Народ боялся власти и не любил ее. Алексей Михайлович считал, что корни этих отношений уходят в прошлое, в царствование того же Ивана Грозного. Летом 1652 года Алексей Михайлович отправил в Соловецкий монастырь послание мертвецу.
Одним из широко известных злодейств опричнины Ивана Грозного было удушение митрополита Филиппа, не убоявшегося возвысить голос против царя. Сам Малюта Скуратов задушил его… В письме к Филиппу Алексей Михайлович просил его забыть обиды, «чтобы не было детям оскомины за то, что отцы ели терпкое». Письмо на Соловки повез будущий патриарх всея Руси нижегородец Никон.
Письмо, прочтенное возле могилы Филиппа, стало известно всей стране. Мощи митрополита были перевезены в Москву.
Другое «исправление» касалось веры в бога. Ученые монахи, жившие на деньги Ртищева в особом монастыре недалеко от Воробьевых гор, установили, что тексты богослужебных книг, молитвы и священные изображения за шесть веков существования русской православной церкви были искажены по сравнению с первоначальным греческим каноном. Их надо было исправить, обновить. Никон считал, что сделать это можно в ближайшие два года, если действовать решительно и жестко. Он мог, он и с царем беседовал решительно, согласившись на патриаршество не раньше, чем Алексей Михайлович встал перед ним на колени… Что ж, очищение веры стоило того.
Новая вера исправит нравы. Увеличение посада за счет «белых» слобод прибавит подати в казну. Дворяне же, уверенные, что крестьяне не побегут от них — при бессрочном сыске! — возглавят войско и принесут победу.

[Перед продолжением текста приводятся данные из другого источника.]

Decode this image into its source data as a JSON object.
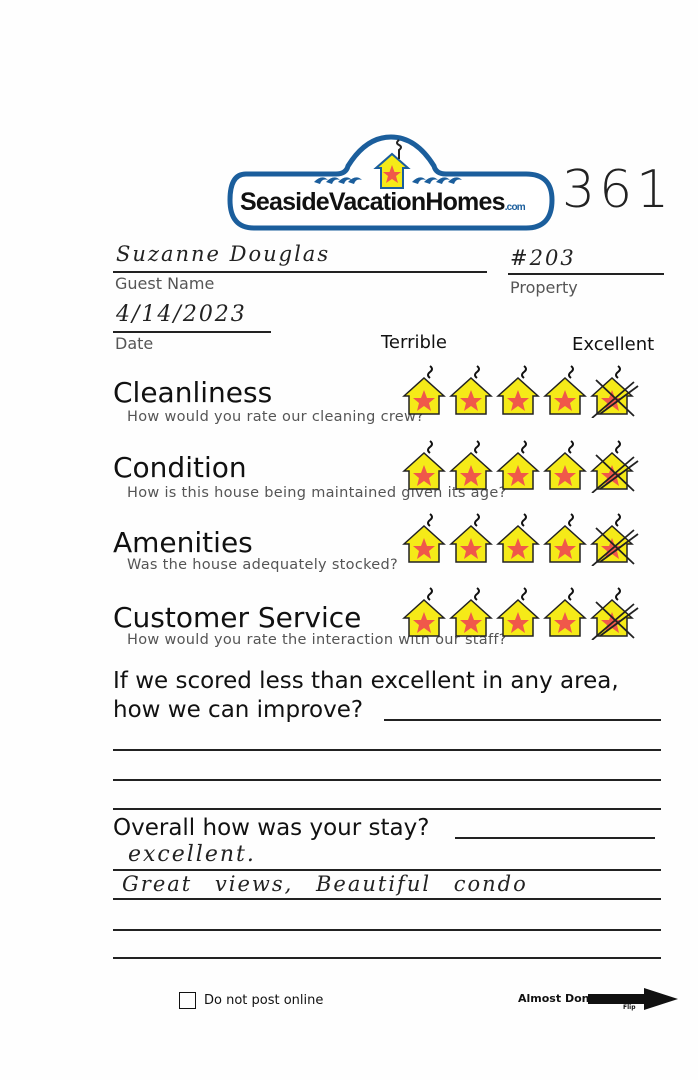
{
  "logo": {
    "text": "SeasideVacationHomes",
    "suffix": ".com",
    "colors": {
      "blue": "#1b5e9c",
      "house": "#f5ea18",
      "star": "#f0584a"
    }
  },
  "form_number": "361",
  "guest": {
    "value": "Suzanne Douglas",
    "label": "Guest Name"
  },
  "property": {
    "value": "#203",
    "label": "Property"
  },
  "date": {
    "value": "4/14/2023",
    "label": "Date"
  },
  "scale": {
    "low": "Terrible",
    "high": "Excellent",
    "max": 5
  },
  "categories": [
    {
      "title": "Cleanliness",
      "question": "How would you rate our cleaning crew?",
      "marked": 5
    },
    {
      "title": "Condition",
      "question": "How is this house being maintained given its age?",
      "marked": 5
    },
    {
      "title": "Amenities",
      "question": "Was the house adequately stocked?",
      "marked": 5
    },
    {
      "title": "Customer Service",
      "question": "How would you rate the interaction with our staff?",
      "marked": 5
    }
  ],
  "improve": {
    "question_line1": "If we scored less than excellent in any area,",
    "question_line2": "how we can improve?",
    "answer": ""
  },
  "overall": {
    "question": "Overall how was your stay?",
    "answer_lines": [
      "excellent.",
      "Great views, Beautiful condo"
    ]
  },
  "footer": {
    "checkbox_label": "Do not post online",
    "checked": false,
    "next_label": "Almost Done",
    "flip_label": "Flip"
  }
}
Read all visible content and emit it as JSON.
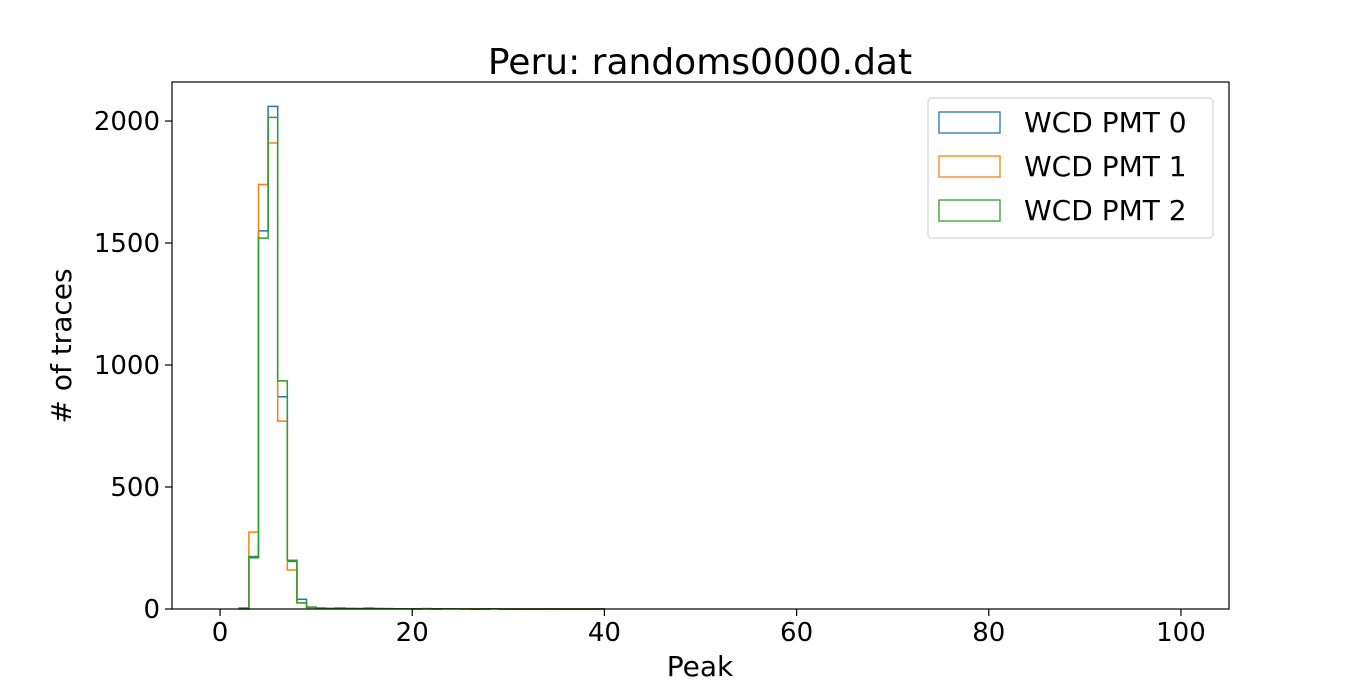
{
  "chart_data": {
    "type": "histogram-step",
    "title": "Peru: randoms0000.dat",
    "xlabel": "Peak",
    "ylabel": "# of traces",
    "xlim": [
      -5,
      105
    ],
    "ylim": [
      0,
      2160
    ],
    "xticks": [
      0,
      20,
      40,
      60,
      80,
      100
    ],
    "yticks": [
      0,
      500,
      1000,
      1500,
      2000
    ],
    "legend_position": "top-right",
    "bin_edges": [
      2,
      3,
      4,
      5,
      6,
      7,
      8,
      9,
      10,
      11,
      12,
      13,
      14,
      15,
      16,
      17,
      18,
      19,
      20,
      21,
      22,
      23,
      24,
      25,
      26,
      27,
      28,
      29,
      30,
      31,
      32,
      33,
      34,
      35,
      36,
      37,
      38,
      39,
      40
    ],
    "series": [
      {
        "name": "WCD PMT 0",
        "color": "#1f77b4",
        "values": [
          0,
          210,
          1550,
          2060,
          870,
          195,
          40,
          8,
          4,
          3,
          2,
          2,
          2,
          4,
          2,
          1,
          1,
          1,
          0,
          1,
          0,
          1,
          1,
          1,
          0,
          0,
          1,
          0,
          0,
          0,
          0,
          0,
          1,
          0,
          0,
          0,
          0,
          1
        ]
      },
      {
        "name": "WCD PMT 1",
        "color": "#ff7f0e",
        "values": [
          5,
          315,
          1740,
          1910,
          770,
          160,
          25,
          7,
          4,
          3,
          5,
          3,
          2,
          3,
          2,
          2,
          1,
          1,
          1,
          2,
          1,
          1,
          1,
          1,
          1,
          0,
          1,
          0,
          0,
          1,
          0,
          0,
          0,
          0,
          0,
          0,
          0,
          0
        ]
      },
      {
        "name": "WCD PMT 2",
        "color": "#2ca02c",
        "values": [
          2,
          215,
          1520,
          2015,
          935,
          200,
          25,
          6,
          3,
          2,
          2,
          2,
          1,
          2,
          1,
          1,
          1,
          1,
          1,
          1,
          1,
          1,
          1,
          0,
          0,
          1,
          1,
          0,
          0,
          0,
          0,
          0,
          0,
          0,
          0,
          0,
          0,
          0
        ]
      }
    ]
  }
}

Так понимал свое предназначение царь Алексей Михайлович.
3
Вечерняя поземка заливала пойменные луга Печоры снятым голубоватым молоком. Хотелось под защиту беленой печки, в душную тесноту избы. Северные крестьяне строили дома высокие, с просторными подклетами — дворами для скота, саней и утвари, с бревенчатыми въездами на сеновалы и с чистыми светлицами. При щедрой топке на стенах выступали смоляные слезы, хотя для дома дерево сушилось десять лет. Некуда было торопиться. Черные, государственные крестьяне обживались несуетливо и с любовью к своей земле, переходившей к детям и внукам.
Странников, поспешавших в Соловки, встречали без особенной приветливости, но ночевать пускали — «для добрых дел». Степан сказал хозяину, что отработает харчи. На Холмогоры придется ждать попутного обоза.
— Куда ты денесси? — согласился мужик, похожий на кривую сосну. — У меня все труждаются. Разоблачайся.
В деревне было четыре крепких, зажиточных двора. Слабые здесь не приживались.